Functional plasticity in the brain. Neuronal integration of ES cell-derived neurons in the hippocampus and the influence of the endocannabinoid system on synaptic plasticity

Learning and memory processes challenge the neuronal network in the brain to be highly plastic during embryonic development until high ages. The cellular processes involved in LTP and LTD are widely investigated but already from the beginning on additional modulators of plasticity were found. One potential candidate for modulating plasticity is the endocannabinoid receptor 1 (CB1R). Indeed, strong evidence exists for its influence on behavior, anxiety, short-term plasticity and long-term plasticity. Using two different mouse lines lacking the CB1R on either glutamatergic or GABAergic axon terminals in the hippocampus, I was able to show the influence of the CB1R on functional synaptic plasticity in the hippocampal neuronal network. My findings support the ambivalent character of the endocannabinoid system demonstrated in previous experiments by revealing increased LTP in animals deficient of the CB1R in glutamatergic neurons, and, in contrast to this a decreased LTP in animals deficient of the CB1R in GABAergic neurons.
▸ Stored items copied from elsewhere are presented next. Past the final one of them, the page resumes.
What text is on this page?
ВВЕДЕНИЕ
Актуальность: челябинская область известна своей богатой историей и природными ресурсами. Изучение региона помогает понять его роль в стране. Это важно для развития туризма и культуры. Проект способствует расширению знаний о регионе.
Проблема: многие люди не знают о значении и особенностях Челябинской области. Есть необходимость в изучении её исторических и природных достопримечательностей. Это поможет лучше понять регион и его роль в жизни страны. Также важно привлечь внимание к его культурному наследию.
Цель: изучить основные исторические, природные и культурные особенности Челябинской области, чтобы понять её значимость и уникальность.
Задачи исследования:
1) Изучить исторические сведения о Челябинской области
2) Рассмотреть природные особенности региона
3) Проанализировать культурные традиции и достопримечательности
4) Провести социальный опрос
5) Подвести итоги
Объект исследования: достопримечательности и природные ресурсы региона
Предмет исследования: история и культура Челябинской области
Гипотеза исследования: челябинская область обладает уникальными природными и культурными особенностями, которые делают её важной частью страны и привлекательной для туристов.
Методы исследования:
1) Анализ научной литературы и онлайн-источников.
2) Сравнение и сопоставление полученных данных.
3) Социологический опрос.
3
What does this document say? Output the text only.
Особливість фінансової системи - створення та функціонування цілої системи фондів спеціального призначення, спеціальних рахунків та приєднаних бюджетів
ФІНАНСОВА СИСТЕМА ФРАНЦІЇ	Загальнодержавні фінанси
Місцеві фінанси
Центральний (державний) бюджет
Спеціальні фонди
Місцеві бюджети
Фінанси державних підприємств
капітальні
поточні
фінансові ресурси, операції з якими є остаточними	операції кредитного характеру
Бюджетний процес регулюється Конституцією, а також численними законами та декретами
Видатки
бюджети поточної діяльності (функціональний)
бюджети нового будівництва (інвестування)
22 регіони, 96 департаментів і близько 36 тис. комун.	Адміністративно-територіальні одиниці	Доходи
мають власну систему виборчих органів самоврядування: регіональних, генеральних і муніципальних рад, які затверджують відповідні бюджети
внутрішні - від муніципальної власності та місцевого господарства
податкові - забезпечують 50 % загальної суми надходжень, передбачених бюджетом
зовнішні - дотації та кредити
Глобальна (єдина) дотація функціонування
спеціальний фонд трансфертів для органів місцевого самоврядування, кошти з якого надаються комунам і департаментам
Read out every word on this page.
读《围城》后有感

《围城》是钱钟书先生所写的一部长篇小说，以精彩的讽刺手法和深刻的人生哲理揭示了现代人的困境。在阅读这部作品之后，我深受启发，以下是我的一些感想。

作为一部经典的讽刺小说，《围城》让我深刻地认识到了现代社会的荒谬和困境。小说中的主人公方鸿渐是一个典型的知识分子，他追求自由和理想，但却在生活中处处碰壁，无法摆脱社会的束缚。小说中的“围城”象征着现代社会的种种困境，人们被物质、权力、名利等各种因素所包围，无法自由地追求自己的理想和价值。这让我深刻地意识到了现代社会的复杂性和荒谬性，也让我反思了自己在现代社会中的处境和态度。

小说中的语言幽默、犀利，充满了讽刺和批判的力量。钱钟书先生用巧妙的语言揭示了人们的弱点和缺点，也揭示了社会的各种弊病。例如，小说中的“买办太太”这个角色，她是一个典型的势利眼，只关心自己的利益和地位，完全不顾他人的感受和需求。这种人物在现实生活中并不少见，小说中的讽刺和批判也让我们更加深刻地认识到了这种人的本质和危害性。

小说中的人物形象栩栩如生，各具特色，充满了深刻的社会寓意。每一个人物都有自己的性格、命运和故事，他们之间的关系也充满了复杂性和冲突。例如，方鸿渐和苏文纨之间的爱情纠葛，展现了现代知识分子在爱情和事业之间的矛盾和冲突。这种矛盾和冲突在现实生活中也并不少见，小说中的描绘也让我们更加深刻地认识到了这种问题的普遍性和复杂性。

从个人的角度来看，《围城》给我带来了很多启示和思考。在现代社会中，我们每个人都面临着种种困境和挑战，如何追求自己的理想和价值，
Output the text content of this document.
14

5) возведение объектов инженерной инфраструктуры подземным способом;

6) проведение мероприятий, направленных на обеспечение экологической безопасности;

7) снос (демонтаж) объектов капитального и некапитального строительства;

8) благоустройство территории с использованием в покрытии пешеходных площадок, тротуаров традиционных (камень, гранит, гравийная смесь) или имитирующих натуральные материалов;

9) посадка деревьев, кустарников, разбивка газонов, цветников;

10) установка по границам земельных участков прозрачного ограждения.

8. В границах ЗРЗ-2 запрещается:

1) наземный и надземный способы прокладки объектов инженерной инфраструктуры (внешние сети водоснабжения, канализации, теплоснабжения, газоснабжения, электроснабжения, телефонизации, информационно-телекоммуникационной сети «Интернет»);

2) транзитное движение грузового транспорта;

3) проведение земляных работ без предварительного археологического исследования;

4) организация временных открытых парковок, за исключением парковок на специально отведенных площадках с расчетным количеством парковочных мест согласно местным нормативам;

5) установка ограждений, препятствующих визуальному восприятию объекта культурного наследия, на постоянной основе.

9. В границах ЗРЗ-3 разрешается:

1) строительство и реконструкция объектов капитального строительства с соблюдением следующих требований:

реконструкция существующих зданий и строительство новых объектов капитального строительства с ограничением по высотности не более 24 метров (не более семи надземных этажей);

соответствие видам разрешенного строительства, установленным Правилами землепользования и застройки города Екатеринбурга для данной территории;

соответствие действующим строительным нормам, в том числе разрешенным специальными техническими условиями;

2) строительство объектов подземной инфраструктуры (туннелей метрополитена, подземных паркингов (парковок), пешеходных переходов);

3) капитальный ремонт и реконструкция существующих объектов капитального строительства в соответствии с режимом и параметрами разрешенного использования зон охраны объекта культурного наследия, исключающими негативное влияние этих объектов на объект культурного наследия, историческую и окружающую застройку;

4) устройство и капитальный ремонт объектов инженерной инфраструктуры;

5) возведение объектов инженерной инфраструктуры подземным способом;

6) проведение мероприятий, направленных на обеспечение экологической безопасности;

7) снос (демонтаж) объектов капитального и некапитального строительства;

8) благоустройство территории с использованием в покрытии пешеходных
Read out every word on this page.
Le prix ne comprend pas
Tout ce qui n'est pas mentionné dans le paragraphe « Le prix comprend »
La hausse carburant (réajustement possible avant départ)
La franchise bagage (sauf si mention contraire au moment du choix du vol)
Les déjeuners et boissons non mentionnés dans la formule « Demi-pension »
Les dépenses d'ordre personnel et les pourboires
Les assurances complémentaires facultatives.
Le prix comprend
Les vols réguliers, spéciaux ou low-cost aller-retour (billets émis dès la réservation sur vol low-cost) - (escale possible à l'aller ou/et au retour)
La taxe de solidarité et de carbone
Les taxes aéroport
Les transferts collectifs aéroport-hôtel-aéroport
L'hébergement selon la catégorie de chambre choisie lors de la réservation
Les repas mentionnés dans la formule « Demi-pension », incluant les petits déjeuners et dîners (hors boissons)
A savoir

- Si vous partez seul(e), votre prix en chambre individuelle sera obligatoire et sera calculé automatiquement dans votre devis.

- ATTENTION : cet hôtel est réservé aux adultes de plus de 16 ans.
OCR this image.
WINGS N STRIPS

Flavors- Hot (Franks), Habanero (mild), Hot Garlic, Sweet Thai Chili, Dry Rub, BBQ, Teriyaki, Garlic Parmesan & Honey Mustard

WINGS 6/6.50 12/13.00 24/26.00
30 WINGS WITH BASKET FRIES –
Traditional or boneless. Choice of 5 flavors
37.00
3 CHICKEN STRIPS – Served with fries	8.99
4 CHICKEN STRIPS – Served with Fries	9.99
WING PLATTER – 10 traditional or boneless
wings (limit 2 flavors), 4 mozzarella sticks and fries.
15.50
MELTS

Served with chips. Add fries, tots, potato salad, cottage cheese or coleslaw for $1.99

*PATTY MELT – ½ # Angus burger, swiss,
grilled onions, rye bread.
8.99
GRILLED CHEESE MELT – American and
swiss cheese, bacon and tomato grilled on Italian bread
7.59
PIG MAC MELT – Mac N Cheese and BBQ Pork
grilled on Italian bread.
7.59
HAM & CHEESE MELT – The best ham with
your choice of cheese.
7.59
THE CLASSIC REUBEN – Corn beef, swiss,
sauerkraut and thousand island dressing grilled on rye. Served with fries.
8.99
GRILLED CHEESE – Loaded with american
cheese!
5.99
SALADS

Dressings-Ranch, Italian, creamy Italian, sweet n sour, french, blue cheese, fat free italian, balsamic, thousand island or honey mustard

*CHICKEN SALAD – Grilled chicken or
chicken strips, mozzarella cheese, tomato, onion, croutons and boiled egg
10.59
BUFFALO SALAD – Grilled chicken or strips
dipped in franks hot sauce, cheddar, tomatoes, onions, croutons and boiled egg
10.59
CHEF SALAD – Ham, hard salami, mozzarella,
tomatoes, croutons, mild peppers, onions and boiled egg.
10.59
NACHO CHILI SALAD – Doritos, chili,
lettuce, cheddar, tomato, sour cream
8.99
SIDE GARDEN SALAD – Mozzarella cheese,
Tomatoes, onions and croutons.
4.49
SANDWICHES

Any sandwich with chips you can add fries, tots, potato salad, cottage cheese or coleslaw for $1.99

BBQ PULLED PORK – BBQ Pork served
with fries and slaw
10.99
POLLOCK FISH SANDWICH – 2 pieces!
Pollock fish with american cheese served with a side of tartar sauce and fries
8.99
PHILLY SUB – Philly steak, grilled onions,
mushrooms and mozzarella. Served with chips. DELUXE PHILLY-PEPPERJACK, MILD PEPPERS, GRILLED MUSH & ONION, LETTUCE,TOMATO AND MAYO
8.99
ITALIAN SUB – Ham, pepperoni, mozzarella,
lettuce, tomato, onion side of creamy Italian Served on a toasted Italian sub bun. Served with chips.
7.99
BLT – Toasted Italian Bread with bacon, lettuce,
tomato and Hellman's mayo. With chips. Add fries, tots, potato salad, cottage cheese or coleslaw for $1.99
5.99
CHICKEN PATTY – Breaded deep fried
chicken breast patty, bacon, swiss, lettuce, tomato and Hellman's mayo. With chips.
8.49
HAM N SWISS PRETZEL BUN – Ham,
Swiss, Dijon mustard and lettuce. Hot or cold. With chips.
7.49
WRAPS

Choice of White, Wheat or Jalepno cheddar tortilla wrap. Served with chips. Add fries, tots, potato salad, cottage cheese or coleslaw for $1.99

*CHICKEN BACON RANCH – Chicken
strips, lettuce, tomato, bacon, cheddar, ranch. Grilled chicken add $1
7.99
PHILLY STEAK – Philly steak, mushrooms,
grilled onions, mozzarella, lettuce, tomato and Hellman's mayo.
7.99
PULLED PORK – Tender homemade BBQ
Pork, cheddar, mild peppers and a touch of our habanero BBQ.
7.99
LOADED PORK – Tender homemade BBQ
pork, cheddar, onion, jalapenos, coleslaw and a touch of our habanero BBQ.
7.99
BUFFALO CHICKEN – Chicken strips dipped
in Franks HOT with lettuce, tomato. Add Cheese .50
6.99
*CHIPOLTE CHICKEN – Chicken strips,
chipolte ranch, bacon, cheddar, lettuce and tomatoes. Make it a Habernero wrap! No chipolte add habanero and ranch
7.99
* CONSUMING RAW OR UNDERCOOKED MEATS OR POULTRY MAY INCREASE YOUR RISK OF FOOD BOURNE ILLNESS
In a second project the influence of synaptic plasticity and the potential predefined fate of transplanted ES-cell derived neurons (ESNs) on the final cell type were investigated during adult neurogenesis. A previous study elucidated maturation as well as integration of transplanted ESNs in organotypic hippocampal slices using a morphological approach. Thus, based on the same transplantation system the functional integration of ESNs into pre-existing circuits by electrophysiological experiments was investigated. I found that transplanted ESNs mature and integrate into the pre-existing neuronal network. Basically, ESNs showed electrophysiological qualities of neighboring intrinsic pyramidal neurons. Moreover, I was able to provide evidence for electrical connections between the ESNs and intrinsic cells as well as AMPAR but the absence of NMDAR mediated currents in ESNs of the hippocampal CA3 region throughout stimulation in the CA1 region.